Gardens, and that Frantic Feeling
*potatoes are up! We planted around March 10 and they just poked their little sprouts up last week. They're coming on strong, though, so that's encouraging.
*lettuce and radishes have been eating size for the past two weeks, but the green onions have been less that fantastic. I think the white onion sets I bought from Green's Feed in Charleston must have had too much sprout inhibitor or whatever it is they do to seeds and sets to keep them from sprouting too soon, because the white onions are doing poorly while the yellow onions forge ahead.
*beans are up! We usually plant a row really early, and if they come up, we sell them and make a nice amount on them. These are half-runners, not my favorite but certainly on top of most local people's lists. So we plant them. Larry also planted a row of my top bean, the Royal Burgundy bush bean that has luscious purple beans that turn green when cooked. This year I bought a pack of Rattlesnake beans just to try them. The beans are supposedly very long and twisted. These are pole beans, and I don't usually have much luck with them, but it's worth another try. I might plant them in the new ground Larry plowed this week. What is new ground, you ask? It's a patch of ground not used previously for a garden or crop. This patch was used about 20 years ago so technically it's not "new" but new enough. New ground is usually nutrient, root and rock rich, making it a challenge to grow in, but worth the effort.
*the new strawberry plants are coming along and the old ones survived better than we anticipated so the bed is slowly filling in.
*the asparagus continues to insist that it likes growing in the gravel beside my parking place, and we've had several meals already to prove that the asparagus might just be right. I think it's the lime from the gravel that is making this a good spot for the asparagus; whatever the reason, I'm grateful. I continue to watch the place
*one row of corn is planted, the Early Sunglow. Again, we aim early and if it gets frosted, we just replant.
*in the greenhouse, everything is looking good. Except I'm way overcrowded and thinking about adding another greenhouse next year. Some tomato plants are about two weeks away from planting size, and the broccoli and cabbage might go out next week.
*Larry has the electric fence working around the garden I consider my "spring" garden so it is fairly safe from the beasties that like my young plants.
*I'm mulching, mulching, mulching in the flower beds. About 40% complete.

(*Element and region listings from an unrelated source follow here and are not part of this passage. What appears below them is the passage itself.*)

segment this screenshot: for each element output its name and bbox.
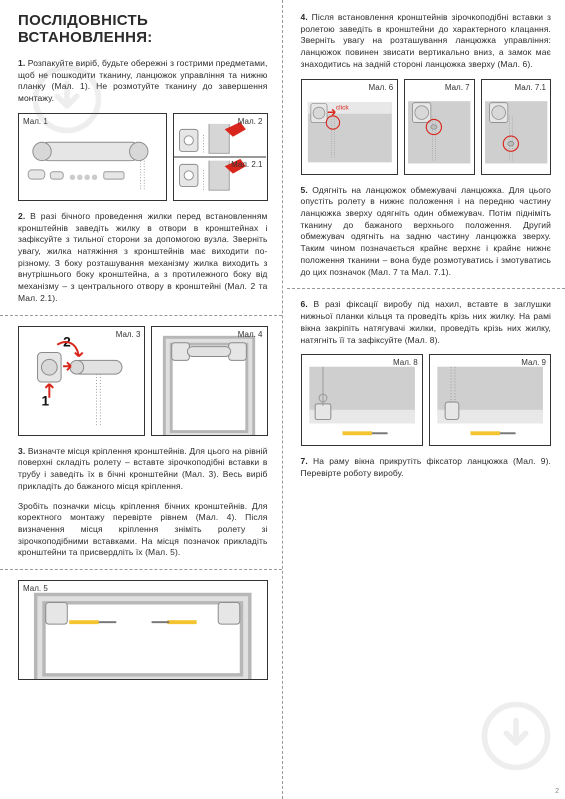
figure-8-caption: Мал. 8 bbox=[393, 358, 418, 367]
figure-2: Мал. 2 Мал. 2.1 bbox=[173, 113, 267, 201]
figure-6-svg: click bbox=[302, 80, 398, 174]
figure-row-4: Мал. 6 click Мал. 7 bbox=[301, 79, 552, 175]
figure-4: Мал. 4 bbox=[151, 326, 267, 436]
figure-2-svg bbox=[174, 114, 266, 200]
figure-21-caption: Мал. 2.1 bbox=[231, 160, 262, 169]
divider-left-2 bbox=[0, 569, 282, 570]
figure-9-caption: Мал. 9 bbox=[521, 358, 546, 367]
figure-71-caption: Мал. 7.1 bbox=[515, 83, 546, 92]
figure-row-3: Мал. 5 bbox=[18, 580, 268, 680]
figure-3: Мал. 3 1 2 bbox=[18, 326, 145, 436]
figure-7: Мал. 7 bbox=[404, 79, 474, 175]
figure-4-caption: Мал. 4 bbox=[238, 330, 263, 339]
figure-5-svg bbox=[19, 581, 267, 679]
figure-4-svg bbox=[152, 327, 266, 435]
watermark-icon-2 bbox=[481, 701, 551, 771]
figure-71: Мал. 7.1 bbox=[481, 79, 551, 175]
step-3a: 3. Визначте місця кріплення кронштейнів.… bbox=[18, 446, 268, 493]
step-5: 5. Одягніть на ланцюжок обмежувачі ланцю… bbox=[301, 185, 552, 279]
figure-5-caption: Мал. 5 bbox=[23, 584, 48, 593]
figure-5: Мал. 5 bbox=[18, 580, 268, 680]
step-3b: Зробіть позначки місць кріплення бічних … bbox=[18, 501, 268, 560]
step-6: 6. В разі фіксації виробу під нахил, вст… bbox=[301, 299, 552, 346]
figure-9-svg bbox=[430, 355, 550, 445]
figure-8-svg bbox=[302, 355, 422, 445]
page-number: 2 bbox=[555, 788, 559, 795]
figure-7-svg bbox=[405, 80, 473, 174]
figure-row-5: Мал. 8 Мал. 9 bbox=[301, 354, 552, 446]
figure-7-caption: Мал. 7 bbox=[445, 83, 470, 92]
figure-6-caption: Мал. 6 bbox=[368, 83, 393, 92]
figure-8: Мал. 8 bbox=[301, 354, 423, 446]
figure-row-2: Мал. 3 1 2 Мал. 4 bbox=[18, 326, 268, 436]
figure-3-caption: Мал. 3 bbox=[116, 330, 141, 339]
step-7: 7. На раму вікна прикрутіть фіксатор лан… bbox=[301, 456, 552, 479]
divider-right-1 bbox=[287, 288, 565, 289]
page-title: ПОСЛІДОВНІСТЬ ВСТАНОВЛЕННЯ: bbox=[18, 12, 268, 46]
figure-3-svg: 1 2 bbox=[19, 327, 144, 435]
svg-text:1: 1 bbox=[41, 393, 49, 408]
step-4: 4. Після встановлення кронштейнів зірочк… bbox=[301, 12, 552, 71]
divider-left-1 bbox=[0, 315, 282, 316]
watermark-icon bbox=[32, 64, 102, 134]
step-2: 2. В разі бічного проведення жилки перед… bbox=[18, 211, 268, 305]
figure-9: Мал. 9 bbox=[429, 354, 551, 446]
click-label: click bbox=[335, 104, 349, 111]
figure-6: Мал. 6 click bbox=[301, 79, 399, 175]
figure-2-caption: Мал. 2 bbox=[238, 117, 263, 126]
figure-71-svg bbox=[482, 80, 550, 174]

*the new herb garden is dug and seedlings await the tilling and soil prep. I'm not in a hurry since the soil could be warmer for herbs.
*the fruit trees dodged the frost bullet this week. Whew! It was a close one but the frost here on the ridge was spotty and burned off before the sun came up so our blossoms were safe. I'm not sure people in the deeper, colder hollows fared as well. We should have a good apple crop this year and I'm looking forward to making cider and apple butter again. Last year was a bust for apples.
Now, about that frantic feeling: do any of you get that feeling when the days pass too quickly and there is too much to get done before summer is here? That's how I'm feeling. I know that the next few weekends are going to be busy and I'll have little time for my gardens--at the exact time they need so much attention. Will I be able to keep up? Will gill-over-the-ground succeed in its attempt to take over my little world? Will tomatoes, peppers, beans, corn, squash, etc etc all get planted on time and will they survive if I can't be here to water them? Will it ever rain again?
The questions are endless, and only time can answer them. And all I can do is to keep plodding onward, doing what I can to keep the rampant greenness under control.